Pare proprio che il barile a prezzi stracciati stia riuscendo (in parte) dove le campagne di sensibilizzazione su rischio clima e bolla del carbonio hanno avuto effetti quasi nulli: sta finalmente frenando il ritmo con cui Big Oil investe per estrarre dal sottosuolo il carbonio immagazzinato sotto forma di idrocarburi. Carbonio che se rilasciato in atmosfera sotto forma di CO2 darebbe il colpo di grazia al già compromesso equilibrio climatico.

Il dato sulle revisioni sui progetti di investimento (sintetizzato nel grafico sopra) arriva da Carbon Tracker Initiative, think-thank britannico impegnato a sensibilizzare sulla cosiddetta bolla del carbonio. CTI ha messo appunto un nuovo strumento, battezzato Capex Tracker, che serve appunto a monitorare gli investimenti in nuove riserve dell’industria, qui accorpata in industra petrolifera e del gas (vedi allegato in basso).

Nel grafico qui sotto gli investimenti oil & gas del 2014 e quelli previsti per l’anno in corso. Come si vede sono decisamente più contenuti:

Il freno è dunque sui progetti con i costi più alti, che, coincidenza fortunata, sono spesso anche i più pericolosi, inquinanti e climalteranti: in ordine quelli nelle sabbie bituminose canadesi e venezuelane, seguiti dai giacimenti in mare più profondi e costosi. D’altra parte tra questi ci sono progetti che anche con un barile a 120 dollari non sarebbero convenienti, e oggi il barile è a meno di 50 dollari.

In particolare con questi prezzi una doccia gelata è arrivata sul settore delle sabbie bituminose. Secondo Wood Mackenzie nei prossimi anni gli investimenti in queste riserve caleranno di due terzi e i progetti esistenti nel loro ciclo di vita renderanno nel complesso 121 miliardi di dollari in meno rispetto a quanto previsto quando li si è realizzati.

Lo stesso Carbon Tracker Initiative in un report precedente stimava che per i progetti futuri in sabbie bituminose un prezzo del barile sotto ai 95 $  renderebbe non convenienti da estrarre i nove decimi delle riserve. Se le compagnie proseguissero con i loro piani, nei prossimi 10 anni rischierebbero di creare un buco da 271 miliardi di dollari. Un rischio di cui le aziende del settore sembrano però aver preso coscienza, visto il ripensamento che stanno avendo su molti progetti.

A dicembre la società di consulenza Rystad Energy, prevedendo che il prezzo del barile si attesti per il 2015 sugli 82,5 $/b, stimava essere a rischio di eliminazione o congelamento più di un quinto dei progetti di ricerca ed estrazione oil & gas ancora in attesa di una decisione finale di investimento.

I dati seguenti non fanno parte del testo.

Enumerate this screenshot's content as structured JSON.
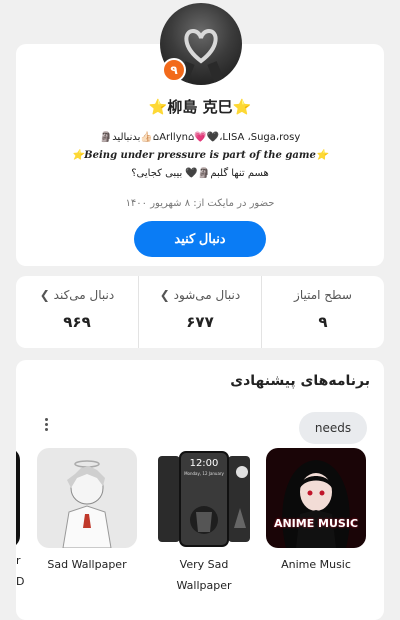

Nel corso del 2015 le compagnie dovranno decidere su 800 progetti per un totale di 500 miliardi di dollari e 60 miliardi di barili: secondo Rystad con i prezzi previsti, circa 150 miliardi di investimenti, per 12 miliardi di barili, saranno stoppati. Se poi le quotazioni dovessero attestarsi sui 70 dollari, spiegava a Reuters il capo economista della società di consulenza norvegese, Magnus Nysveen, potrebbero essere bloccati addirittura metà dei volumi in questione. A rischio in questo caso sarebbero tutti i progetti dai costi di sviluppo superiori ai 30 $/b.